- Coat of arms
- Interactive map of Gmina Manowo
- Coordinates (Manowo): 54°7′30″N 16°18′6″E﻿ / ﻿54.12500°N 16.30167°E
- Country: Poland
- Voivodeship: West Pomeranian
- County: Koszalin County
- Seat: Manowo

Area
- • Total: 188.57 km^{2} (72.81 sq mi)

Population (2006)
- • Total: 6,322
- • Density: 33.53/km^{2} (86.83/sq mi)
- Website: http://www.manowo.pl/

= Gmina Manowo =

Gmina Manowo is a rural gmina (administrative district) in Koszalin County, West Pomeranian Voivodeship, in north-western Poland. Its seat is the village of Manowo, which lies approximately 11 km south-east of Koszalin and 138 km north-east of the regional capital Szczecin.

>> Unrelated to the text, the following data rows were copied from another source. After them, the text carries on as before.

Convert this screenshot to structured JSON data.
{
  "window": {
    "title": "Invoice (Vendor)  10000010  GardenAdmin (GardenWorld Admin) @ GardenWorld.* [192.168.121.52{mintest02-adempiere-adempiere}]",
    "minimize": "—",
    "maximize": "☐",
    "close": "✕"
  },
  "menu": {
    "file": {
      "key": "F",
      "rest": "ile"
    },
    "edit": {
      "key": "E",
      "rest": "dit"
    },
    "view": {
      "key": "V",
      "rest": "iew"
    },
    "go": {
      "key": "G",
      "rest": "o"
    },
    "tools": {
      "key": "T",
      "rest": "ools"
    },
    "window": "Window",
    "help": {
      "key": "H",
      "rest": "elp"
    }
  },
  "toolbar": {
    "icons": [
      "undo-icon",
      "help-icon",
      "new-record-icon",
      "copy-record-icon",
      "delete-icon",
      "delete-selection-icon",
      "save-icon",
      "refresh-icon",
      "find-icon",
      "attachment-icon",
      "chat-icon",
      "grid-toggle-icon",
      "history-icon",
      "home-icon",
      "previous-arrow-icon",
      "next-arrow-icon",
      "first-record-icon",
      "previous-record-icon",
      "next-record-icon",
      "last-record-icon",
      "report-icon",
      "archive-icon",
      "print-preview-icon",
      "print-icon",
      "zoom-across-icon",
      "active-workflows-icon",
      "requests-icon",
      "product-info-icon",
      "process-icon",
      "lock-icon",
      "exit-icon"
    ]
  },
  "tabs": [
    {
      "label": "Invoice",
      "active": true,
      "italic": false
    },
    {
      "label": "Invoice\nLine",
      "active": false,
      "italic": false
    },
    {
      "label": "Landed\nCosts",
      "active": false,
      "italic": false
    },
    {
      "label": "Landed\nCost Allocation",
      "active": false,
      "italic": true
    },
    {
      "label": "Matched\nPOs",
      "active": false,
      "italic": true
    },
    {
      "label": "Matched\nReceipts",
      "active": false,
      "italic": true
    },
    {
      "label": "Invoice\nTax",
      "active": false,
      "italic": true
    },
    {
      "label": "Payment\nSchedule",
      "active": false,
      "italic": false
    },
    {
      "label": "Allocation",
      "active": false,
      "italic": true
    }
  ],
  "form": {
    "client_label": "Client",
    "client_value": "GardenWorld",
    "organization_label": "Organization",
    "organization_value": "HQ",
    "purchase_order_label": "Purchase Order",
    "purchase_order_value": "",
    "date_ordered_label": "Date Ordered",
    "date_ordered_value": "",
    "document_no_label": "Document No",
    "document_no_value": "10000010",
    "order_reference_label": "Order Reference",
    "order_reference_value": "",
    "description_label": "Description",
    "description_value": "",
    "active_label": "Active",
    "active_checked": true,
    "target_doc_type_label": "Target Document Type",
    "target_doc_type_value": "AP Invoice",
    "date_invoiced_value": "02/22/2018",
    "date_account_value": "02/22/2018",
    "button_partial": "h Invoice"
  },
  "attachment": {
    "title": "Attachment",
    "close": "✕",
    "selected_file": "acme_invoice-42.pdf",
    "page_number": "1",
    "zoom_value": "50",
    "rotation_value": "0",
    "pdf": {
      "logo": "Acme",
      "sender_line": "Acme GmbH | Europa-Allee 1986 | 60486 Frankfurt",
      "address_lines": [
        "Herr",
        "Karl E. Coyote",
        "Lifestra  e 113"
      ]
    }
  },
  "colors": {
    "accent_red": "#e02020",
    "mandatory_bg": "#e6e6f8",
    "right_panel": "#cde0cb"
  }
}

The gmina covers an area of 188.57 square kilometres (72.8 mi^{2}), and as of 2006 its total population is 6,322.

==Villages==
Gmina Manowo contains the villages and settlements of Bonin, Cewlino, Dęborogi, Gajewo, Grąpa, Grzybnica, Grzybniczka, Jagielno, Kliszno, Kopanica, Kopanino, Kostrzewa, Kretomino, Lisowo, Manowo, Mostowo, Policko, Poniki, Rosnowo, Wiewiórowo, Wyszebórz, Wyszewo and Zacisze.

==Neighbouring gminas==
Gmina Manowo is bordered by the city of Koszalin and by the gminas of Bobolice, Polanów, Sianów and Świeszyno.